Just by looking at the processes taking place in nature, one can easily notice decomposition. As a matter of fact, decomposition has been present on this awesome planet of ours ever since there was organic material here. Moreover, decomposition is also a process that we can harness when it comes to organic waste management.
Furthermore, we can use aerobic decomposition and anaerobic decomposition. Of course, each of the two decomposition methods has its own advantages and disadvantages. Thus, knowing when and where to use them is very important. While we often devote our attention to Bokashi composting, which is a prime example of anaerobic decomposition, we want to focus this article on aerobic decomposition.
Do You Know What Is Aerobic decomposition?
Let’s start by taking a closer look at each word of “aerobic decomposition”. The word “aerobic” indicates that we deal with decomposition that takes place when air (oxygen in particular) is present. Moreover, the word “decomposition” refers to a breakdown of organic matter.
Furthermore, if you know a thing or two about decomposition, you know that it involves a wide range of organisms, which all play a vital role. What is interesting is the fact that the smallest creatures play the most vital role in the process of breaking down organic material. These are known as microorganisms or effective microorganisms (EM). Moreover, in the case of aerobic decomposition, aerobic microorganisms are the ones getting the job done. And, as their name suggests, they require oxygen to process organic material.
While aerobic decomposition is present in nature (it’s how humus in the forests is created), we can intentionally use this natural process to effectively manage organic waste and ensure that the nutrients of decomposed organic material end up nurturing the soil and feeding our plants.
When humans utilize aerobic decomposition, we call it composting. And the end product of the process is compost, which can be viewed as man-managed humus. In case you are wondering why compost, if in nature decomposition takes place on its own automatically, we suggest you read our past article addressing that question.
Furthermore, aside from air, there are three other factors affecting the composting process. These include the amount of water (moist), amount of “green” material, and the amount of “brown” material. The latter two determine the C:N ratio (also known as “browns:greens” ratio). To learn more details about these factors, click the link above.
Humans Harnessing Aerobic decomposition - Composting
People all across the globe have been harnessing composting since ancient times. Unfortunately, at the beginning of the 20th century, synthetic fertilizers were invented and most farmers and even smaller gardeners in the developed world rushed to use this “shortcut”. They are not to blame as even agriculture experts weren’t able to see the negative effects these unnatural substances have on soil, plants, and even on enhanced global warming. If you want to learn more about the tight connection between how we treat soil and global warming, we suggest you watch the “Kiss the Ground” documentary.

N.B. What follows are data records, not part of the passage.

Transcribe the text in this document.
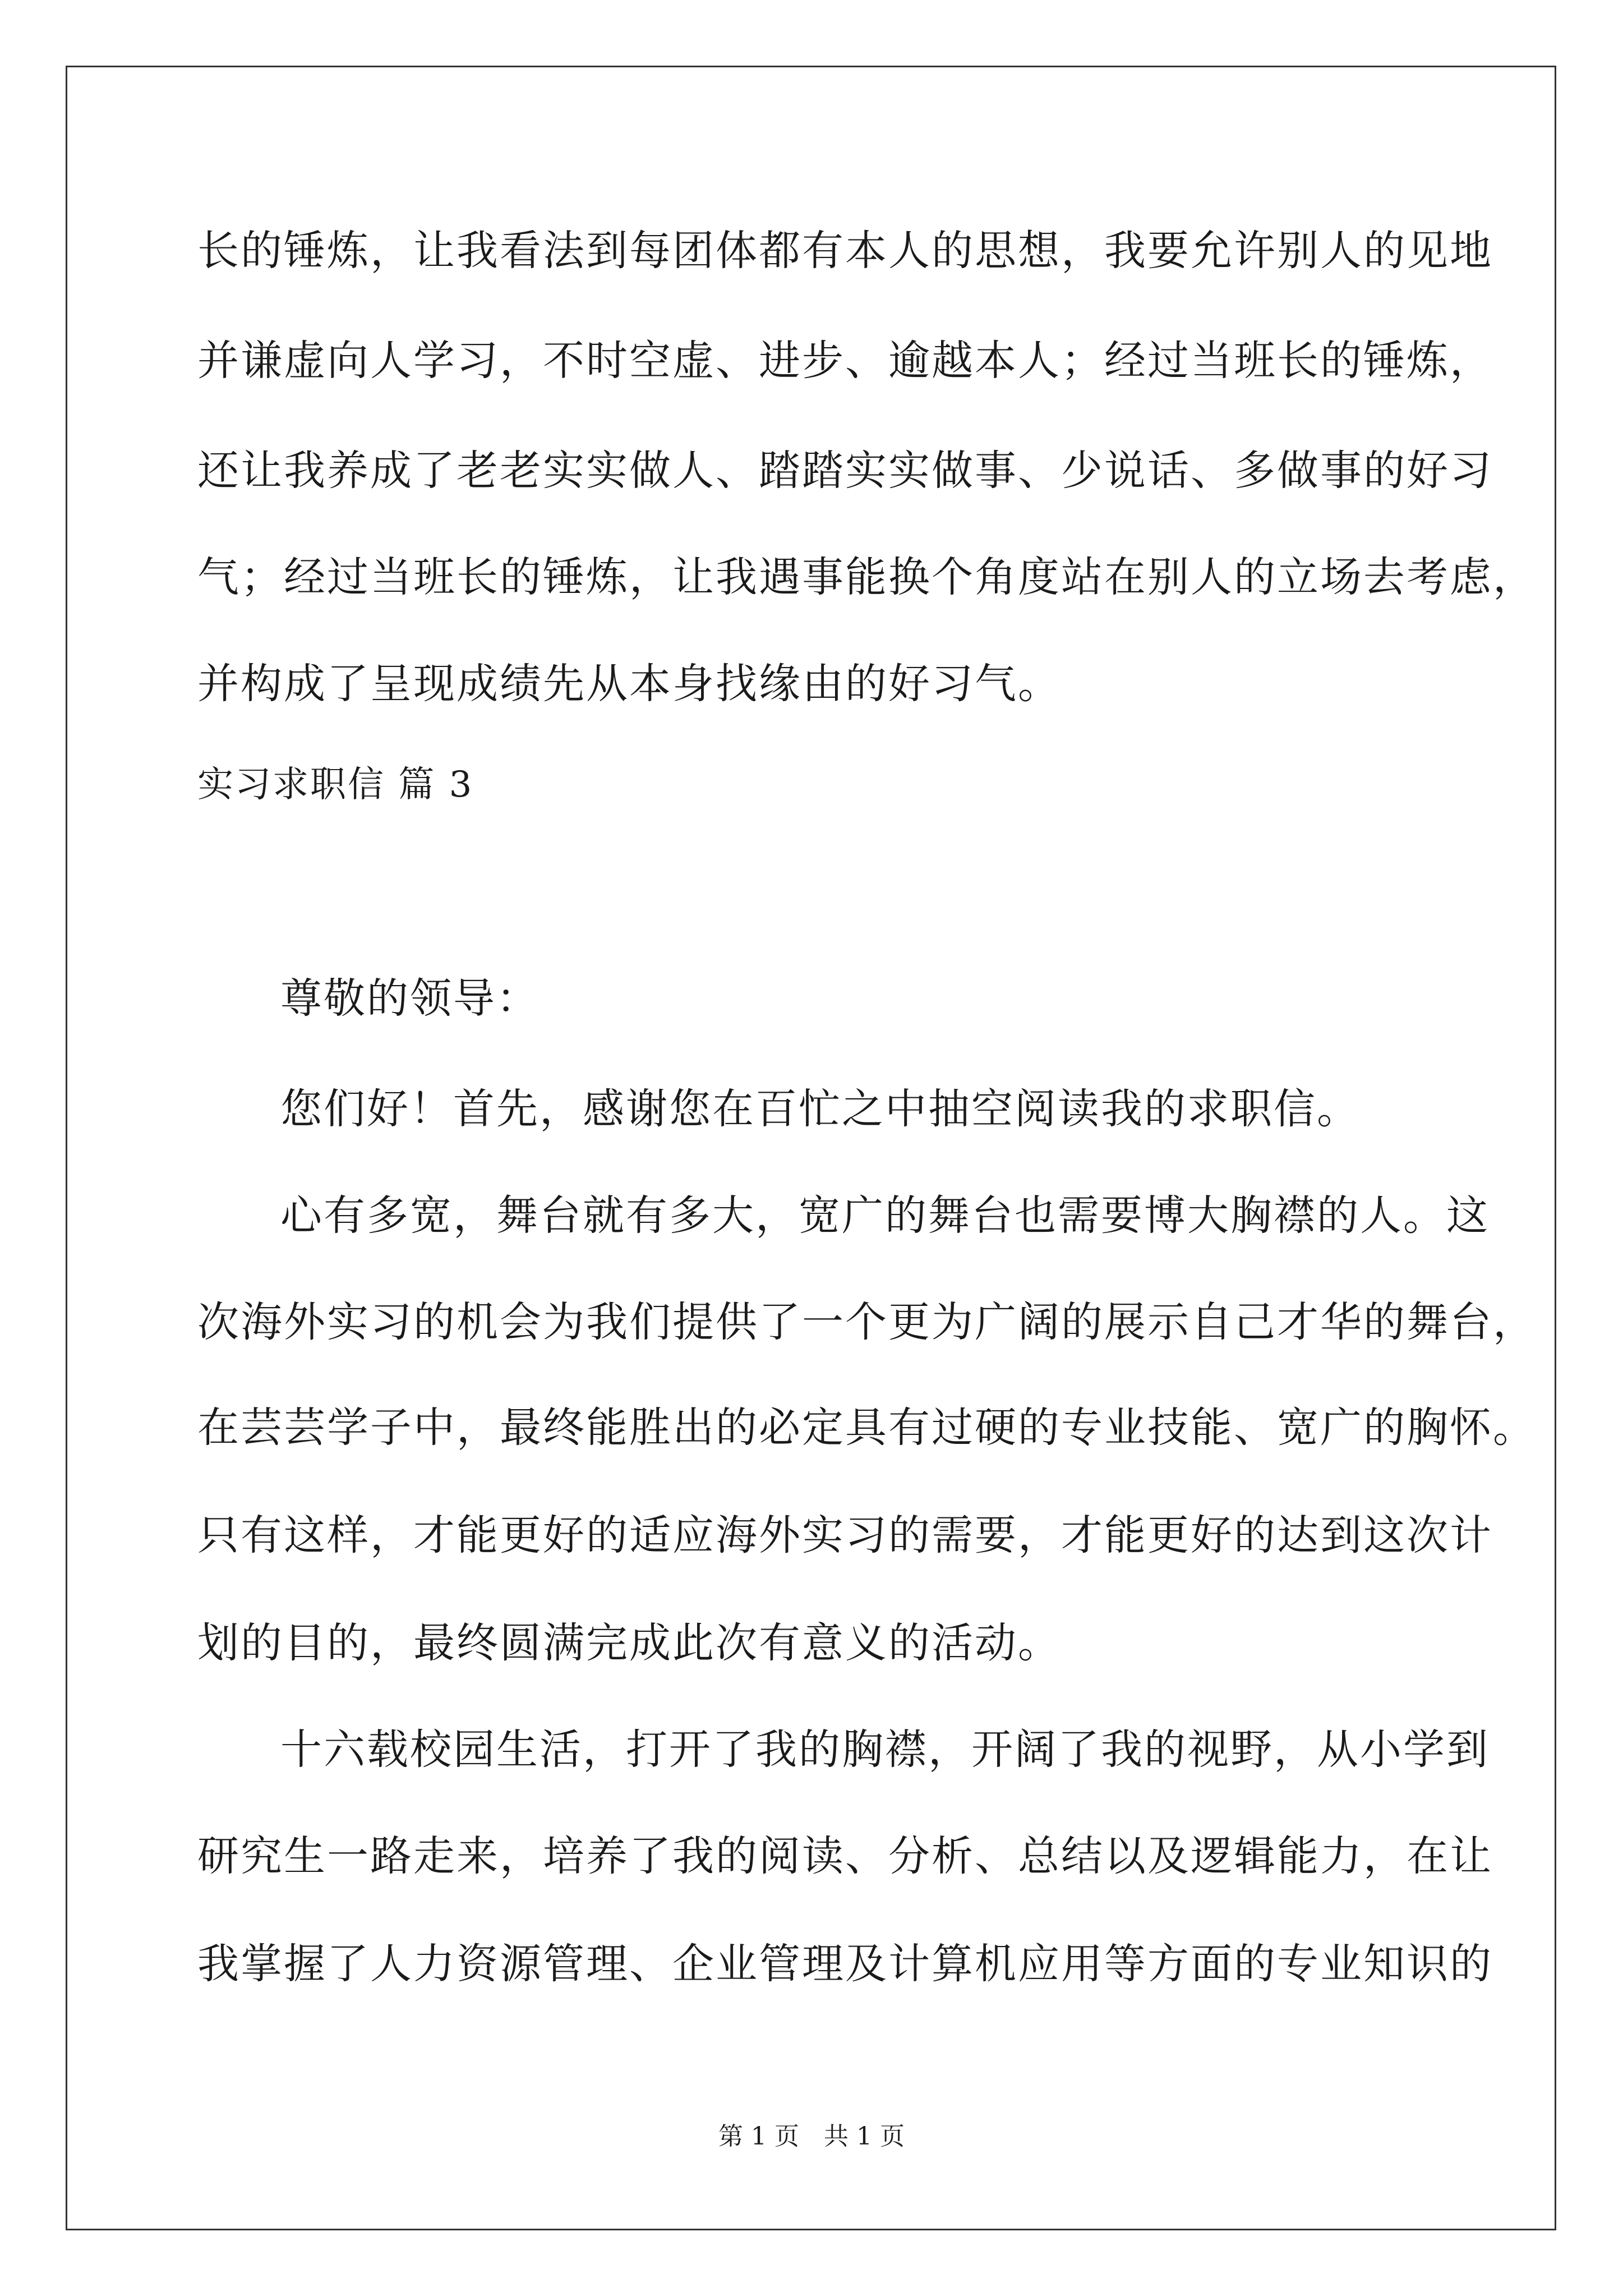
长的锤炼，让我看法到每团体都有本人的思想，我要允许别人的见地
并谦虚向人学习，不时空虚、进步、逾越本人；经过当班长的锤炼，
还让我养成了老老实实做人、踏踏实实做事、少说话、多做事的好习
气；经过当班长的锤炼，让我遇事能换个角度站在别人的立场去考虑，
并构成了呈现成绩先从本身找缘由的好习气。
实习求职信 篇 3
尊敬的领导：
您们好！首先，感谢您在百忙之中抽空阅读我的求职信。
心有多宽，舞台就有多大，宽广的舞台也需要博大胸襟的人。这
次海外实习的机会为我们提供了一个更为广阔的展示自己才华的舞台，
在芸芸学子中，最终能胜出的必定具有过硬的专业技能、宽广的胸怀。
只有这样，才能更好的适应海外实习的需要，才能更好的达到这次计
划的目的，最终圆满完成此次有意义的活动。
十六载校园生活，打开了我的胸襟，开阔了我的视野，从小学到
研究生一路走来，培养了我的阅读、分析、总结以及逻辑能力，在让
我掌握了人力资源管理、企业管理及计算机应用等方面的专业知识的
第 1 页　共 1 页
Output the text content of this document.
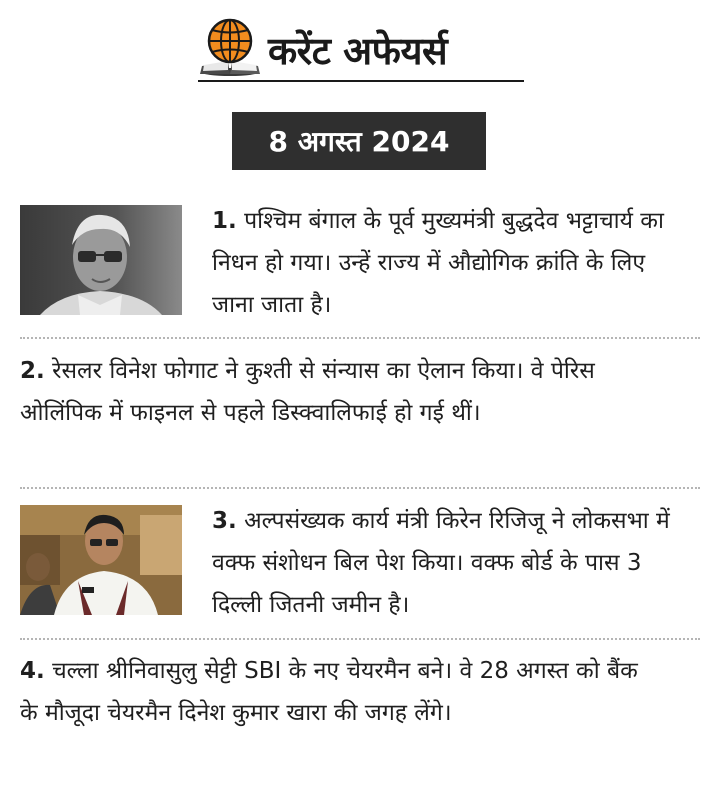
करेंट अफेयर्स
8 अगस्त 2024
1. पश्चिम बंगाल के पूर्व मुख्यमंत्री बुद्धदेव भट्टाचार्य का निधन हो गया। उन्हें राज्य में औद्योगिक क्रांति के लिए जाना जाता है।
2. रेसलर विनेश फोगाट ने कुश्ती से संन्यास का ऐलान किया। वे पेरिस ओलिंपिक में फाइनल से पहले डिस्क्वालिफाई हो गई थीं।
3. अल्पसंख्यक कार्य मंत्री किरेन रिजिजू ने लोकसभा में वक्फ संशोधन बिल पेश किया। वक्फ बोर्ड के पास 3 दिल्ली जितनी जमीन है।
4. चल्ला श्रीनिवासुलु सेट्टी SBI के नए चेयरमैन बने। वे 28 अगस्त को बैंक के मौजूदा चेयरमैन दिनेश कुमार खारा की जगह लेंगे।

Luckily, the awareness around global warming and the importance of organic farming has been increasing more over the last decade. As such, many farmers, and especially gardeners, have started to harness composting again. It seems like Mother Nature has been showing us the way all along; we just have to learn to observe and follow her lead.
Furthermore, as mentioned above, effective organisms are the ones that play a key role in the composting process. As such, EM technology can be harnessed for positive effects of EM in all areas of agriculture. For instance, compost can also be used to prepare compost tea, which is a great natural fertilizer.
The Key Aspect of Aerobic decomposition
If you want to start harnessing the aerobic decomposition process yourself, you will need to ensure that all of the factors (as mentioned above) are properly maintained. However, “aerobic” is the key when composting. If you have a composting pile, you will need to turn it often enough to ensure that there is enough air so that the aerobic microorganisms thrive. Of course, there are mechanical techniques (such as composting reactors) that automate this part of the process for you.
Moreover, there is a way to avoid the need to turn your compost pile by focusing on anaerobic decomposition. The latter is way less common in nature; however, it is something we often talk about on our blog.
Anaerobic vs. Aerobic decomposition
Again, as the word “anaerobic” suggests, this type of decomposition doesn’t require air. To be precise, we normally talk about anaerobic decomposition when the concentration of oxygen is below 5 mg/l. Moreover, in case anaerobic decomposition is not stimulating life, we talk about rotting, which is not the route we want our organic waste management to go down. However, if the process stimulates life, we talk about fermentation. And, it is the fermentation that is harnessed by the Bokashi composting. Despite the fact that we call it Bokashi composting, it is actually the fermentation process that governs this way of organic waste management.
Moreover, since this kind of decomposition doesn’t require air, it makes it the most practical way to handle bio-waste inside your home (indoor composting). By using a high-quality Bokashi composter, you can harness the benefits of anaerobic decomposition in your kitchen. That way, every household, even those that do not have gardens and other outdoor areas, can manage their kitchen waste responsibly.